In Chapter 1, we provide a brief background on personalized medicine and two motivating examples which illustrate the needs and benefits of individualized treatment policies. We then introduce reinforcement learning and various methods to obtain the optimal DTRs as well as Q-learning procedure which is a popular method in the DTR literature.
In Chapter 2, we propose a partial regularization via orthogonality using the adaptive Lasso (PRO-aLasso) to estimate the optimal policy which maximizes the expected utility in the mHealth setting. We also derive the convergence rate of the expected outcome of the estimated policy to that of the true optimal policy. The PRO-aLasso estimators are shown to enjoy the same oracle properties as the adaptive Lasso. Simulations and real data application demonstrate that the PRO-aLasso yields simple, more stable policies with better results as compared to the adaptive Lasso and other competing methods.
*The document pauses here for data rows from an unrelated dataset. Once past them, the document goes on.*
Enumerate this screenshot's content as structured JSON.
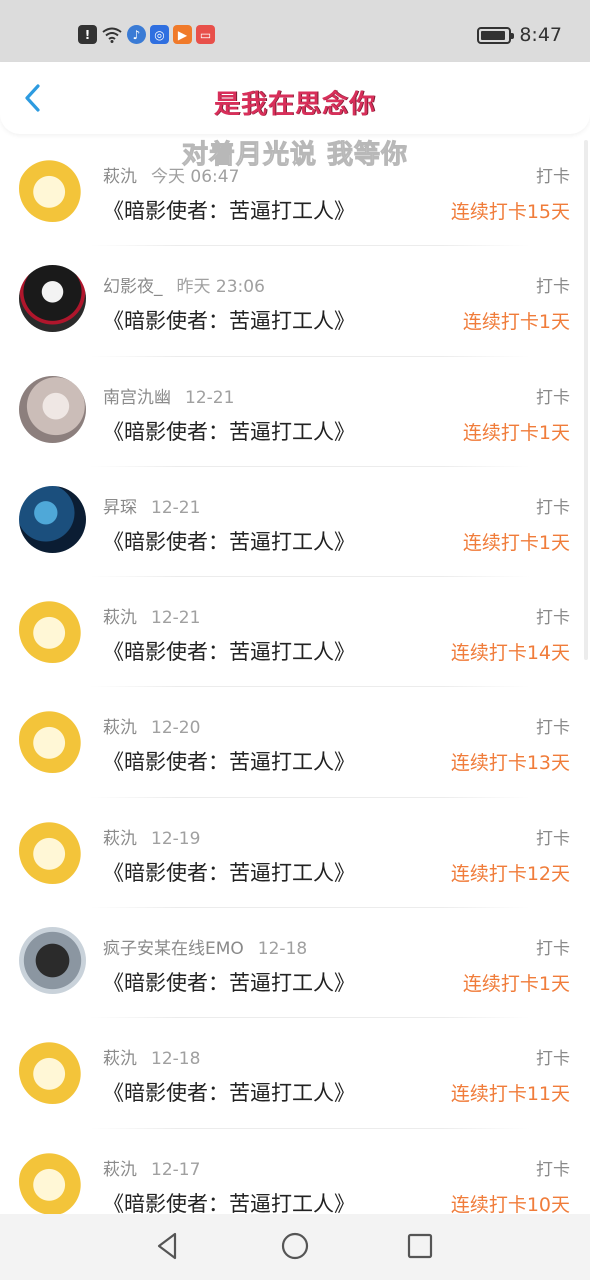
{
  "status_bar": {
    "time": "8:47",
    "icons": [
      "alert-icon",
      "wifi-icon",
      "music-app-icon",
      "bulb-app-icon",
      "video-app-icon",
      "red-app-icon"
    ]
  },
  "header": {
    "title": "是我在思念你",
    "overlay_text": "对着月光说 我等你",
    "title_color": "#d82f5a"
  },
  "colors": {
    "back_arrow": "#2d9be0",
    "streak": "#f07c3a",
    "meta": "#8a8a8a"
  },
  "items": [
    {
      "user": "萩氿",
      "time": "今天 06:47",
      "action": "打卡",
      "book": "《暗影使者：苦逼打工人》",
      "streak": "连续打卡15天",
      "avatar": "yellow-hair-avatar"
    },
    {
      "user": "幻影夜_",
      "time": "昨天 23:06",
      "action": "打卡",
      "book": "《暗影使者：苦逼打工人》",
      "streak": "连续打卡1天",
      "avatar": "dark-anime-avatar"
    },
    {
      "user": "南宫氿幽",
      "time": "12-21",
      "action": "打卡",
      "book": "《暗影使者：苦逼打工人》",
      "streak": "连续打卡1天",
      "avatar": "white-hair-girl-avatar"
    },
    {
      "user": "昇琛",
      "time": "12-21",
      "action": "打卡",
      "book": "《暗影使者：苦逼打工人》",
      "streak": "连续打卡1天",
      "avatar": "night-sky-avatar"
    },
    {
      "user": "萩氿",
      "time": "12-21",
      "action": "打卡",
      "book": "《暗影使者：苦逼打工人》",
      "streak": "连续打卡14天",
      "avatar": "yellow-hair-avatar"
    },
    {
      "user": "萩氿",
      "time": "12-20",
      "action": "打卡",
      "book": "《暗影使者：苦逼打工人》",
      "streak": "连续打卡13天",
      "avatar": "yellow-hair-avatar"
    },
    {
      "user": "萩氿",
      "time": "12-19",
      "action": "打卡",
      "book": "《暗影使者：苦逼打工人》",
      "streak": "连续打卡12天",
      "avatar": "yellow-hair-avatar"
    },
    {
      "user": "疯子安某在线EMO",
      "time": "12-18",
      "action": "打卡",
      "book": "《暗影使者：苦逼打工人》",
      "streak": "连续打卡1天",
      "avatar": "grey-anime-avatar"
    },
    {
      "user": "萩氿",
      "time": "12-18",
      "action": "打卡",
      "book": "《暗影使者：苦逼打工人》",
      "streak": "连续打卡11天",
      "avatar": "yellow-hair-avatar"
    },
    {
      "user": "萩氿",
      "time": "12-17",
      "action": "打卡",
      "book": "《暗影使者：苦逼打工人》",
      "streak": "连续打卡10天",
      "avatar": "yellow-hair-avatar"
    }
  ],
  "nav_bar": {
    "buttons": [
      "back-triangle-icon",
      "home-circle-icon",
      "recents-square-icon"
    ]
  }
}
In Chapter 3, we propose a penalized A-learning with a Lasso-type penalty for the construction of optimal DTR and derive generalization error bounds of the estimated DTR. We first examine the relationship between value and the Q-functions, and then we provide a finite sample upper bound on the difference in values between the optimal DTR and the estimated DTR. In practice, we implement a multi-stage PRO-aLasso algorithm to obtain the optimal DTR. Simulation results show advantages of the proposed methods over some existing alternatives. The proposed approach is also demonstrated with the data from a depression clinical trial study. In Chapter 4, we present future work and concluding remarks.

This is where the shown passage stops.